Norbert Walter-Borjans war lange genug dabei, er kennt die Mechanismen der Politik und wird keine Illusionen hegen, was Regierungsbeteiligung und Kanzleramt für die SPD mitunter bedeuten. Dazu muss man nur an Gerhard Schröder und den Wahlsieg der SPD 1998 denken. Vielleicht weiß Walter-Borjans nur zu gut um alle Fallen, die nun auf die SPD warten und fühlte sich klug beraten, nicht für eine durchaus mögliche neue SPD-Schröder-Welt den Kopf hinzuhalten. Dieser Gerhard Schröder hatte das Kanzleramt kaum bezogen, da verhöhnte er schon die SPD, desavouierte deren Vorsitzenden Lafontaine auf offener Bühne mit Durchstechereien, welcher immerhin auch sein Finanzminister. Büchsenspanner für diese Schmuddelarbeit war Schröders Kanzleramtschef Bodo Hombach, Schröders weitere Helfershelfer und die Titelseiten der Gazette für Niedertracht. Gerhard Schröder bekämpfte später alles, was die SPD je ausmachte, mit gleichem Furor, wie er den Sozialstaat bekämpfte, wurde eine Galionsfigur neoliberaler Politik in Europa. So lang ist dieses noch nicht her, Walter-Borjans wird sich gut wie grausig erinnern. Vielleicht spielte diese Erinnerung auch mit in die Entscheidung hinein, auf dem Höhepunkt bei Sonnenschein zu gehen. Wer wollte es ihm verdenken? Man bewegt sich natürlich mit solchen Überlegungen immer im Reich der Spekulation. Ehrenwert bleibt dieser Rücktritt allemal, der ja eher ein konsequentes nicht mehr antreten war. Chapeau!

Norbert Walter-Borjans. Erfolgreich, integer, anständig, uneitel. (Screenshot, TV „Jung & Naiv“, 2020)

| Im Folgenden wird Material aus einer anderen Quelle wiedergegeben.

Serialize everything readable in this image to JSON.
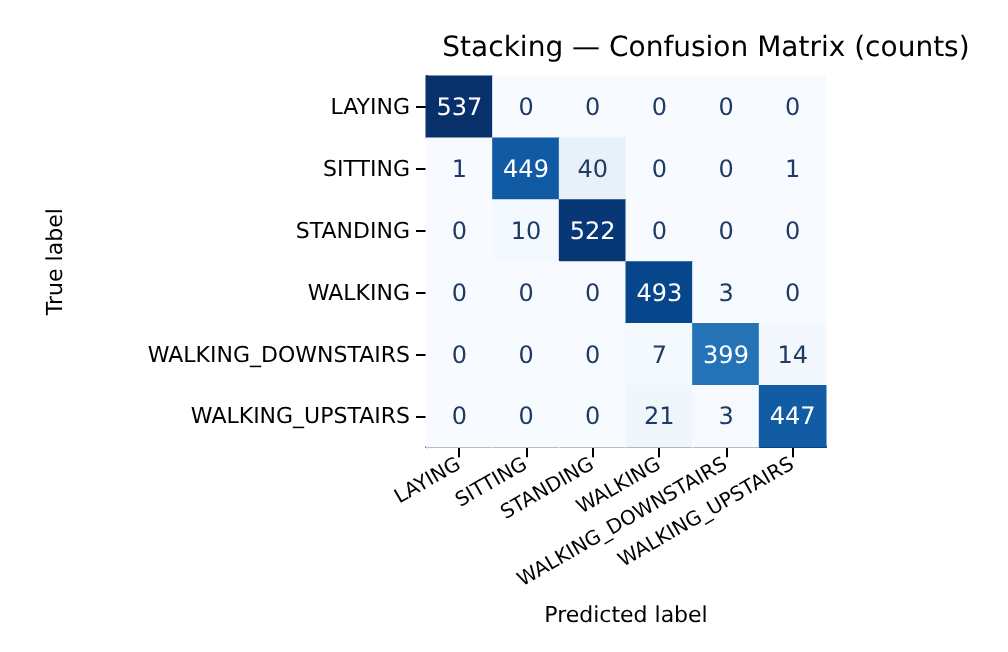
{
  "chart_data": {
    "type": "heatmap",
    "title": "Stacking — Confusion Matrix (counts)",
    "xlabel": "Predicted label",
    "ylabel": "True label",
    "categories": [
      "LAYING",
      "SITTING",
      "STANDING",
      "WALKING",
      "WALKING_DOWNSTAIRS",
      "WALKING_UPSTAIRS"
    ],
    "y_categories": [
      "LAYING",
      "SITTING",
      "STANDING",
      "WALKING",
      "WALKING_DOWNSTAIRS",
      "WALKING_UPSTAIRS"
    ],
    "cells": [
      [
        537,
        0,
        0,
        0,
        0,
        0
      ],
      [
        1,
        449,
        40,
        0,
        0,
        1
      ],
      [
        0,
        10,
        522,
        0,
        0,
        0
      ],
      [
        0,
        0,
        0,
        493,
        3,
        0
      ],
      [
        0,
        0,
        0,
        7,
        399,
        14
      ],
      [
        0,
        0,
        0,
        21,
        3,
        447
      ]
    ],
    "data_labels": true
  }
}
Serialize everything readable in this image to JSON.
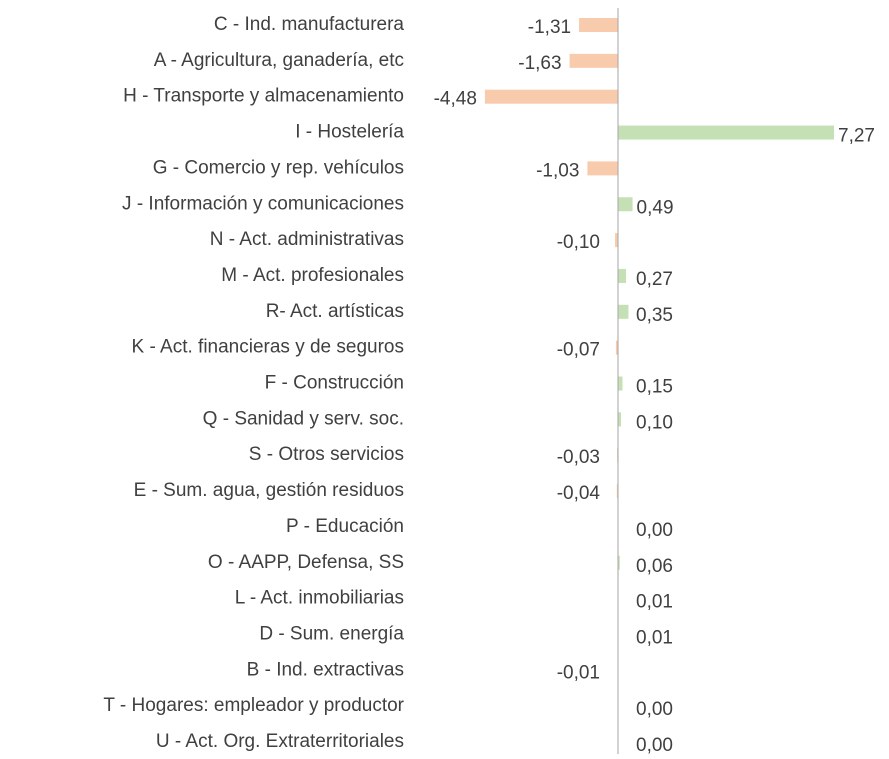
{
  "chart_data": {
    "type": "bar",
    "orientation": "horizontal",
    "categories": [
      "C - Ind. manufacturera",
      "A - Agricultura, ganadería, etc",
      "H - Transporte y almacenamiento",
      "I - Hostelería",
      "G - Comercio y rep. vehículos",
      "J - Información y comunicaciones",
      "N - Act. administrativas",
      "M - Act. profesionales",
      "R-  Act. artísticas",
      "K - Act. financieras y de seguros",
      "F - Construcción",
      "Q - Sanidad y serv. soc.",
      "S - Otros servicios",
      "E - Sum. agua, gestión residuos",
      "P - Educación",
      "O - AAPP, Defensa, SS",
      "L - Act. inmobiliarias",
      "D - Sum. energía ",
      "B - Ind. extractivas",
      "T - Hogares: empleador y productor",
      "U - Act. Org. Extraterritoriales"
    ],
    "values": [
      -1.31,
      -1.63,
      -4.48,
      7.27,
      -1.03,
      0.49,
      -0.1,
      0.27,
      0.35,
      -0.07,
      0.15,
      0.1,
      -0.03,
      -0.04,
      0.0,
      0.06,
      0.01,
      0.01,
      -0.01,
      0.0,
      0.0
    ],
    "value_labels": [
      "-1,31",
      "-1,63",
      "-4,48",
      "7,27",
      "-1,03",
      "0,49",
      "-0,10",
      "0,27",
      "0,35",
      "-0,07",
      "0,15",
      "0,10",
      "-0,03",
      "-0,04",
      "0,00",
      "0,06",
      "0,01",
      "0,01",
      "-0,01",
      "0,00",
      "0,00"
    ],
    "positive_color": "#c5e0b4",
    "negative_color": "#f8cbad"
  }
}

Ob Olaf Scholz zum Schröder wird oder werden will, muss abgewartet, soll nicht von vornherein unterstellt werden. Auf dem Parteitag vermied er Schröders großkotzige Breitbeinigkeit und dessen Herablassung gegenüber der eigenen Partei, was man Scholz durchaus positiv anrechnen sollte. Andere Vorzeichen lassen dennoch ungute Gefühle hochkommen. Jener neue Kanzler Olaf Scholz sitzt schon regelmäßig am Gnadentischchen der Gazette für Niedertracht und wertet diese auf. Erst beehrt er, wie übrigens auch Habeck/Baerbock, das Blatt bei einer Gala zu deren Selbstbeweihräucherung, dann stolziert er mit denen durch das Kanzlerbüro. Dieses Fachorgan der Querdenker, Impfgegner, Volksverhetzer und latenter Wissenschaftlerdiffamierung bekommt damit höchste Staatsweihen und Absolution. Die Autorin und SZ-Redakteurin Jagoda Marinić brachte ihr Erstaunen via Twitter zum Ausdruck: „Man hat Olaf Scholz seit seinem Amtsantritt mehr bei Bild gesehen als Merkel in all den Jahren. Ist das Sozialdemokratie?“ (Der Ehrlichkeit halber muss allerdings angemerkt werden, Angela Merkel konnte ausgezeichnet mit Friede Springer, musste also nicht persönlich in den Trog steigen und dort vortanzen.) Was würde wohl Norbert Walter-Borjans antworten? Sein Abschied schützt ihn vor solchen Fragen und scheint auch im Lichte dieses fragwürdigen Kanzlerbündnisses klug und rechtzeitig gewählt. Besser wird für die SPD in einem Bündnis mit der FDP höchstwahrscheinlich nichts mehr. Die Variante Schröder-SPD scheint sich nämlich vom Friedhof der Geschichte zu stehlen und erneut ihren Platz mitten unter uns zu etablierten. Wiederholt sich die Geschichte mit von Sozialdemokraten beförderten Segnungen für die Reichen und Verachtung für die sozial Abgehängten? Auf diese Antwort darf man durchaus gespannt sein. Norbert Walter-Borjans kann so oder so dafür dann nicht mehr in Haftung genommen werden. Diesen Kampf müssen andere ausfechten und darin vielleicht erfolgreicher sein, als der fahnenflüchtige Oskar Lafontaine es einst war.

Dem Mann, der sich mit dem Kürzel NoWaBo einen guten Namen machte, ist für alles, was Zeit und Zukunft ihm bringen werden, viel Gutes und stabile Gesundheit zu wünschen. In ihm hatten die kleinen Leute einen ehrlichen Anwalt. Die da unten haben selten Anwälte ihrer Interessen. Auch deswegen haben die da oben Walter-Borjans gerne medial diffamieren lassen. (Davon konnte auch SPD-Ikone Willy Brandt ein leidvolles Lied singen.) Norbert Walter-Borjans soll von dieser Stelle jedenfalls gedankt werden.